November 4, 2007
UN Establishes Rule of Law Unit
At a recent Rule of Law conference hosted by the Hague Institute for the Internationalization of Law, UN Rule of Law Officer Shelly Inglis gave delegates a briefing on the newly-established UN Rule of Law Assistance Unit. The Unit has been created on an interim basis under the Deputy Secretary-General and has four staff seconded from other UN departments and agencies. As an organizational initiative, the Unit is tasked with developing a UN system-wide guidance and practice on rule of law, with a view to unifying the approaches of the many units and departments that currently carry out ROL-related activities under the UN umbrella (Peace Keeping Operations;Political Affairs; Legal Affairs; High Commissioner for Human Rights; Drugs and Crime;UNHCR;UNDP etc). The unit is also expected to develop a Guidance Note on rule of law as a foundation for creating coherent national needs assessments in countries in which the UN is active and structuring one UN engagement or approach per country. Bureaucratically this will be challenging because the Unit does not yet have permanent staff or a budget line.
From a research standpoint, this is an interesting development because it marks the evolution of rule of law discourse and instruments within the UN. Originally rule of law was used in the context of strengthening human rights and then in the General Principles on Independent Judiciaries and other agreements on prosecutors and lawyers.
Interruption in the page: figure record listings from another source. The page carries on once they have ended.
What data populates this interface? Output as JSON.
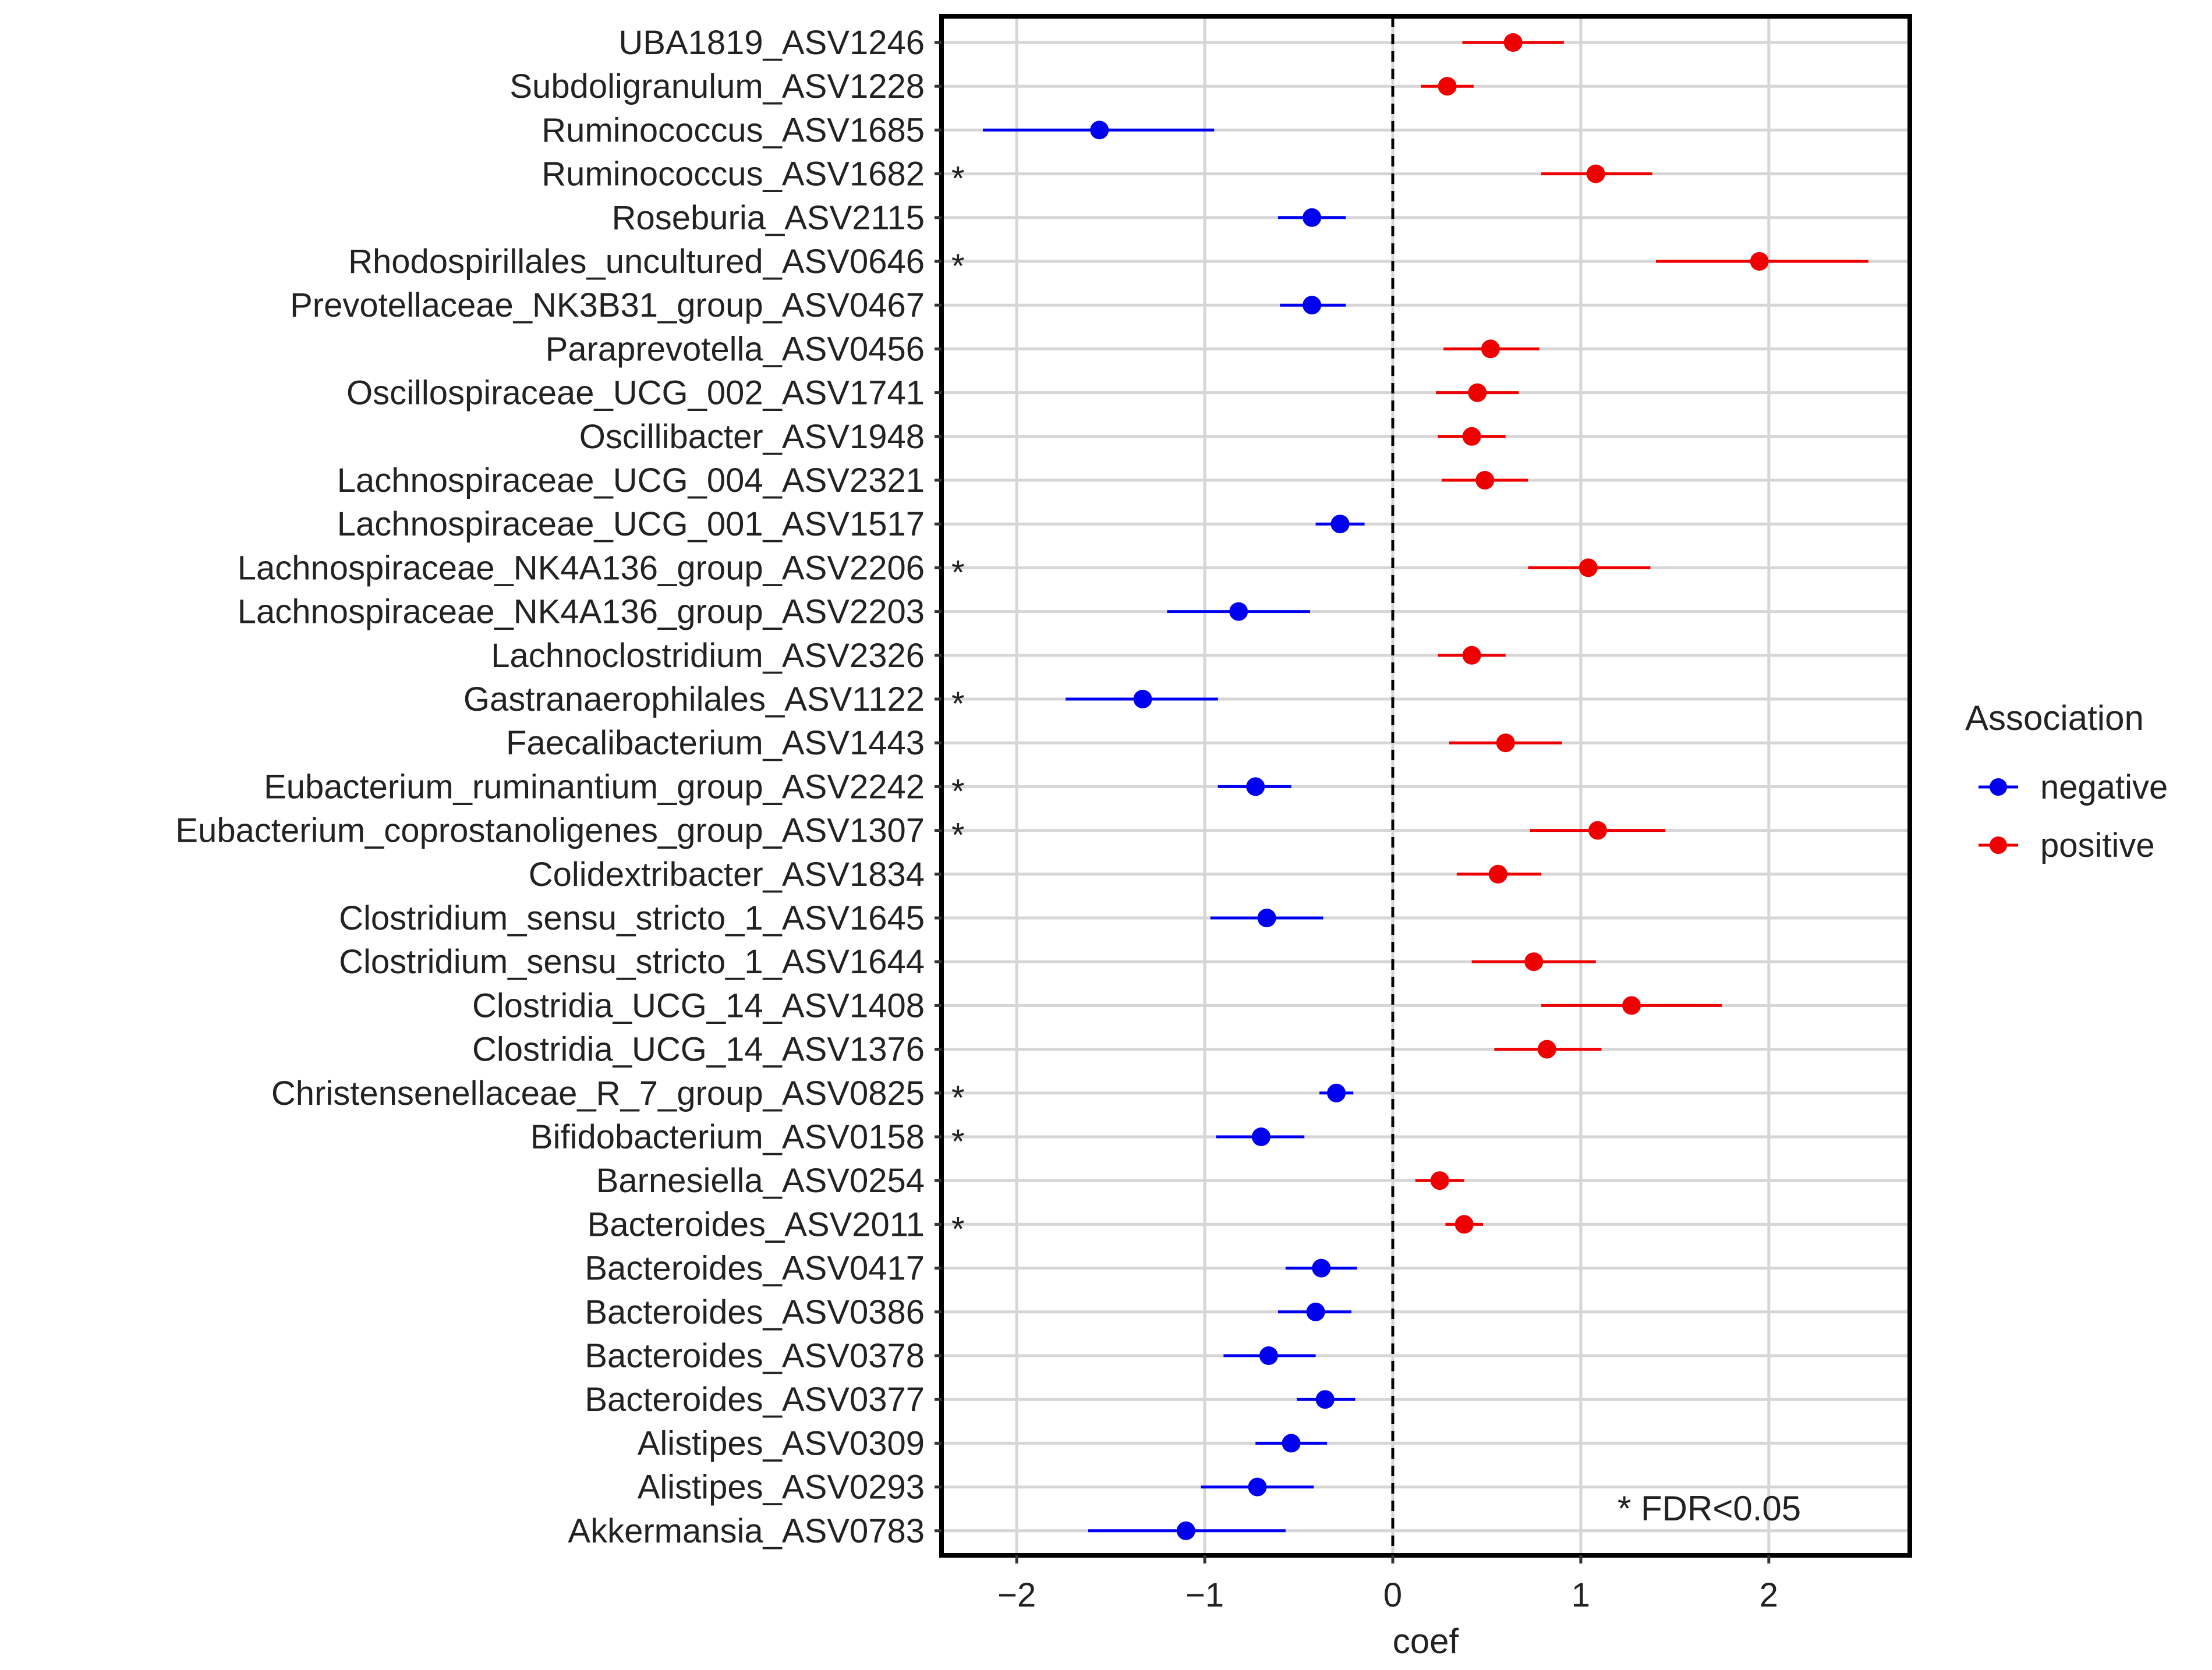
{
  "chart_data": {
    "type": "forest",
    "title": "",
    "xlabel": "coef",
    "ylabel": "",
    "xlim": [
      -2.4,
      2.75
    ],
    "xticks": [
      -2,
      -1,
      0,
      1,
      2
    ],
    "xtick_labels": [
      "−2",
      "−1",
      "0",
      "1",
      "2"
    ],
    "reference_line": 0,
    "grid": true,
    "legend": {
      "title": "Association",
      "placement": "right",
      "entries": [
        {
          "name": "negative",
          "color": "#0000ee"
        },
        {
          "name": "positive",
          "color": "#ee0000"
        }
      ]
    },
    "annotation": "* FDR<0.05",
    "significance_marker": "*",
    "rows": [
      {
        "label": "UBA1819_ASV1246",
        "coef": 0.64,
        "low": 0.37,
        "high": 0.91,
        "association": "positive",
        "sig": false
      },
      {
        "label": "Subdoligranulum_ASV1228",
        "coef": 0.29,
        "low": 0.15,
        "high": 0.43,
        "association": "positive",
        "sig": false
      },
      {
        "label": "Ruminococcus_ASV1685",
        "coef": -1.56,
        "low": -2.18,
        "high": -0.95,
        "association": "negative",
        "sig": false
      },
      {
        "label": "Ruminococcus_ASV1682",
        "coef": 1.08,
        "low": 0.79,
        "high": 1.38,
        "association": "positive",
        "sig": true
      },
      {
        "label": "Roseburia_ASV2115",
        "coef": -0.43,
        "low": -0.61,
        "high": -0.25,
        "association": "negative",
        "sig": false
      },
      {
        "label": "Rhodospirillales_uncultured_ASV0646",
        "coef": 1.95,
        "low": 1.4,
        "high": 2.53,
        "association": "positive",
        "sig": true
      },
      {
        "label": "Prevotellaceae_NK3B31_group_ASV0467",
        "coef": -0.43,
        "low": -0.6,
        "high": -0.25,
        "association": "negative",
        "sig": false
      },
      {
        "label": "Paraprevotella_ASV0456",
        "coef": 0.52,
        "low": 0.27,
        "high": 0.78,
        "association": "positive",
        "sig": false
      },
      {
        "label": "Oscillospiraceae_UCG_002_ASV1741",
        "coef": 0.45,
        "low": 0.23,
        "high": 0.67,
        "association": "positive",
        "sig": false
      },
      {
        "label": "Oscillibacter_ASV1948",
        "coef": 0.42,
        "low": 0.24,
        "high": 0.6,
        "association": "positive",
        "sig": false
      },
      {
        "label": "Lachnospiraceae_UCG_004_ASV2321",
        "coef": 0.49,
        "low": 0.26,
        "high": 0.72,
        "association": "positive",
        "sig": false
      },
      {
        "label": "Lachnospiraceae_UCG_001_ASV1517",
        "coef": -0.28,
        "low": -0.41,
        "high": -0.15,
        "association": "negative",
        "sig": false
      },
      {
        "label": "Lachnospiraceae_NK4A136_group_ASV2206",
        "coef": 1.04,
        "low": 0.72,
        "high": 1.37,
        "association": "positive",
        "sig": true
      },
      {
        "label": "Lachnospiraceae_NK4A136_group_ASV2203",
        "coef": -0.82,
        "low": -1.2,
        "high": -0.44,
        "association": "negative",
        "sig": false
      },
      {
        "label": "Lachnoclostridium_ASV2326",
        "coef": 0.42,
        "low": 0.24,
        "high": 0.6,
        "association": "positive",
        "sig": false
      },
      {
        "label": "Gastranaerophilales_ASV1122",
        "coef": -1.33,
        "low": -1.74,
        "high": -0.93,
        "association": "negative",
        "sig": true
      },
      {
        "label": "Faecalibacterium_ASV1443",
        "coef": 0.6,
        "low": 0.3,
        "high": 0.9,
        "association": "positive",
        "sig": false
      },
      {
        "label": "Eubacterium_ruminantium_group_ASV2242",
        "coef": -0.73,
        "low": -0.93,
        "high": -0.54,
        "association": "negative",
        "sig": true
      },
      {
        "label": "Eubacterium_coprostanoligenes_group_ASV1307",
        "coef": 1.09,
        "low": 0.73,
        "high": 1.45,
        "association": "positive",
        "sig": true
      },
      {
        "label": "Colidextribacter_ASV1834",
        "coef": 0.56,
        "low": 0.34,
        "high": 0.79,
        "association": "positive",
        "sig": false
      },
      {
        "label": "Clostridium_sensu_stricto_1_ASV1645",
        "coef": -0.67,
        "low": -0.97,
        "high": -0.37,
        "association": "negative",
        "sig": false
      },
      {
        "label": "Clostridium_sensu_stricto_1_ASV1644",
        "coef": 0.75,
        "low": 0.42,
        "high": 1.08,
        "association": "positive",
        "sig": false
      },
      {
        "label": "Clostridia_UCG_14_ASV1408",
        "coef": 1.27,
        "low": 0.79,
        "high": 1.75,
        "association": "positive",
        "sig": false
      },
      {
        "label": "Clostridia_UCG_14_ASV1376",
        "coef": 0.82,
        "low": 0.54,
        "high": 1.11,
        "association": "positive",
        "sig": false
      },
      {
        "label": "Christensenellaceae_R_7_group_ASV0825",
        "coef": -0.3,
        "low": -0.39,
        "high": -0.21,
        "association": "negative",
        "sig": true
      },
      {
        "label": "Bifidobacterium_ASV0158",
        "coef": -0.7,
        "low": -0.94,
        "high": -0.47,
        "association": "negative",
        "sig": true
      },
      {
        "label": "Barnesiella_ASV0254",
        "coef": 0.25,
        "low": 0.12,
        "high": 0.38,
        "association": "positive",
        "sig": false
      },
      {
        "label": "Bacteroides_ASV2011",
        "coef": 0.38,
        "low": 0.28,
        "high": 0.48,
        "association": "positive",
        "sig": true
      },
      {
        "label": "Bacteroides_ASV0417",
        "coef": -0.38,
        "low": -0.57,
        "high": -0.19,
        "association": "negative",
        "sig": false
      },
      {
        "label": "Bacteroides_ASV0386",
        "coef": -0.41,
        "low": -0.61,
        "high": -0.22,
        "association": "negative",
        "sig": false
      },
      {
        "label": "Bacteroides_ASV0378",
        "coef": -0.66,
        "low": -0.9,
        "high": -0.41,
        "association": "negative",
        "sig": false
      },
      {
        "label": "Bacteroides_ASV0377",
        "coef": -0.36,
        "low": -0.51,
        "high": -0.2,
        "association": "negative",
        "sig": false
      },
      {
        "label": "Alistipes_ASV0309",
        "coef": -0.54,
        "low": -0.73,
        "high": -0.35,
        "association": "negative",
        "sig": false
      },
      {
        "label": "Alistipes_ASV0293",
        "coef": -0.72,
        "low": -1.02,
        "high": -0.42,
        "association": "negative",
        "sig": false
      },
      {
        "label": "Akkermansia_ASV0783",
        "coef": -1.1,
        "low": -1.62,
        "high": -0.57,
        "association": "negative",
        "sig": false
      }
    ]
  }
}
With the engagement of the Security Council in the 1990s, rule of law moved beyond human rights and crime as the UN found itself governing territories such as East Timor and Kosovo and needing to run justice systems and undertake wide-ranging law reform. The first presentation by the Secretary General to the General Assembly was in 2004 and that report sought to create a common framework for rule of law that embraced economic development, criminal justice, security and human rights.
In this new phase, marked by the creation of the ROL Unit, the UN is seeking to move ROL away from technical legal content and reposition it as a system-wide political issue that requires engagement by UN leadership. Part of the UN vision is support for local ownership, promoting local constituencies and helping host countries engage with donors and buoy them against piecemeal donor reforms.
This seems like an ambitious agenda, but also a fruitful research direction. If you know of colleagues or students working in this area, by all means please share the references.